Friday, January 23, 2009

Muslim Quarter Street Food, Xi'an


One of the most kick-ass cities for street food in China is Xi'an, in Shaanxi province (not to be confused with neighboring Shanxi province, of course). In the northwest section of the walled city lies the Muslim Quarter, a super-touristy ethnic section of the best sort. The Muslim Quarter is home to a large concentration of the Hui ethnic minority (the majority ethnic group in China, as in Xi'an, is Han). These guys are ubiquitous in China's streetfood scene, always selling grilled meat or seafood on a stick and maybe some flatbreads too.

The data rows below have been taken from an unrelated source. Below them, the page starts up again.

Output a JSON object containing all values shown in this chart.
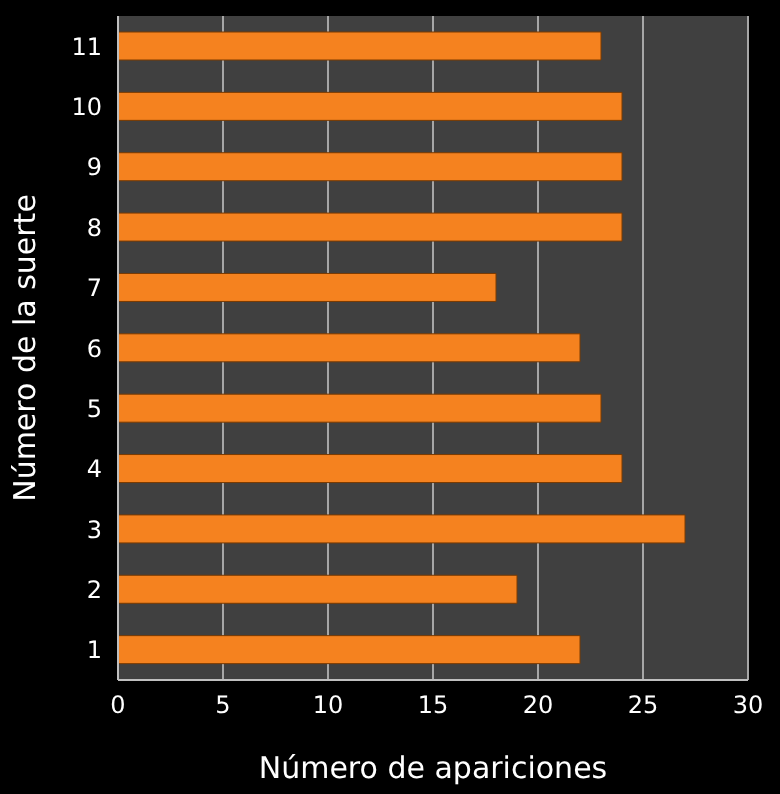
{
  "chart_data": {
    "type": "bar",
    "orientation": "horizontal",
    "xlabel": "Número de apariciones",
    "ylabel": "Número de la suerte",
    "categories": [
      "11",
      "10",
      "9",
      "8",
      "7",
      "6",
      "5",
      "4",
      "3",
      "2",
      "1"
    ],
    "values": [
      23,
      24,
      24,
      24,
      18,
      22,
      23,
      24,
      27,
      19,
      22
    ],
    "color": "#f5821f",
    "xlim": [
      0,
      30
    ],
    "xticks": [
      0,
      5,
      10,
      15,
      20,
      25,
      30
    ],
    "grid": "x"
  }
}
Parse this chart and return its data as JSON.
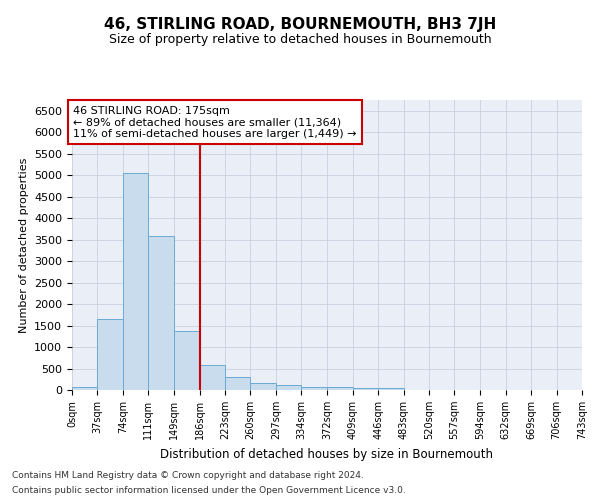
{
  "title": "46, STIRLING ROAD, BOURNEMOUTH, BH3 7JH",
  "subtitle": "Size of property relative to detached houses in Bournemouth",
  "xlabel": "Distribution of detached houses by size in Bournemouth",
  "ylabel": "Number of detached properties",
  "footer_line1": "Contains HM Land Registry data © Crown copyright and database right 2024.",
  "footer_line2": "Contains public sector information licensed under the Open Government Licence v3.0.",
  "bin_labels": [
    "0sqm",
    "37sqm",
    "74sqm",
    "111sqm",
    "149sqm",
    "186sqm",
    "223sqm",
    "260sqm",
    "297sqm",
    "334sqm",
    "372sqm",
    "409sqm",
    "446sqm",
    "483sqm",
    "520sqm",
    "557sqm",
    "594sqm",
    "632sqm",
    "669sqm",
    "706sqm",
    "743sqm"
  ],
  "bin_edges": [
    0,
    37,
    74,
    111,
    149,
    186,
    223,
    260,
    297,
    334,
    372,
    409,
    446,
    483,
    520,
    557,
    594,
    632,
    669,
    706,
    743
  ],
  "bar_heights": [
    60,
    1650,
    5050,
    3580,
    1380,
    590,
    305,
    160,
    120,
    80,
    60,
    45,
    35,
    0,
    0,
    0,
    0,
    0,
    0,
    0
  ],
  "bar_color": "#c9dcee",
  "bar_edge_color": "#6aaad4",
  "grid_color": "#c8d0de",
  "vline_x": 186,
  "vline_color": "#cc0000",
  "annotation_line1": "46 STIRLING ROAD: 175sqm",
  "annotation_line2": "← 89% of detached houses are smaller (11,364)",
  "annotation_line3": "11% of semi-detached houses are larger (1,449) →",
  "annotation_box_facecolor": "#ffffff",
  "annotation_box_edgecolor": "#cc0000",
  "ylim": [
    0,
    6750
  ],
  "yticks": [
    0,
    500,
    1000,
    1500,
    2000,
    2500,
    3000,
    3500,
    4000,
    4500,
    5000,
    5500,
    6000,
    6500
  ],
  "bg_color": "#eaeff7",
  "title_fontsize": 11,
  "subtitle_fontsize": 9
}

In Beijing they sell starfish and sea horses and in Shanghai I ate minced lamb and vegetables on pancakes in a Hui restaurant, but the one item you always see is grilled skewered lamb with generous sprinklings of ground hot peppers.

In Xi'an you can get plenty of grilled lamb, but they also have a constellation of other tasty things to try: grilled breads, more kinds of dried fruit than you have ever seen unless you work in a fruit drying factory, some kind of rice pudding cooked in individual pots over a flame, roast beef sandwiches, goopy mutton stew with crumbled bread (Yang Rou Pao Mo), another goopy soup eaten for breakfast with twisted doughnuts floating in it, and the list goes on and on.

The food that most interested me (enough to buy it twice with so many unexplored options close at hand) grabbed my attention with a huge cloud of steam, in the midst of which a Hui man was shovelling portions of something redolent of Chinese five-spice powder out of a big metal tub. The food turned out to be some kind of starch, mashed or rolled very small, steamed with chewy mutton, and beautifully spiced. I ordered a bowl, but didn't manage to get any of the soft buns he also had steaming in his metal tub. When I brought some back to the hostel to ask the receptionists what the starch was, they said it was wheat. This was the most satisfying dish I had in Xi'an, but I can't figure out its name or how it's made, so if anyone can tell me what it is, please please post a comment!

1 comment:

  1. I'm still not sure what it's called! Next time I'm there I'll find out.

    Argh, that flatbread with peppers and cumin is so good, why haven't street vendors here found out how to make it?!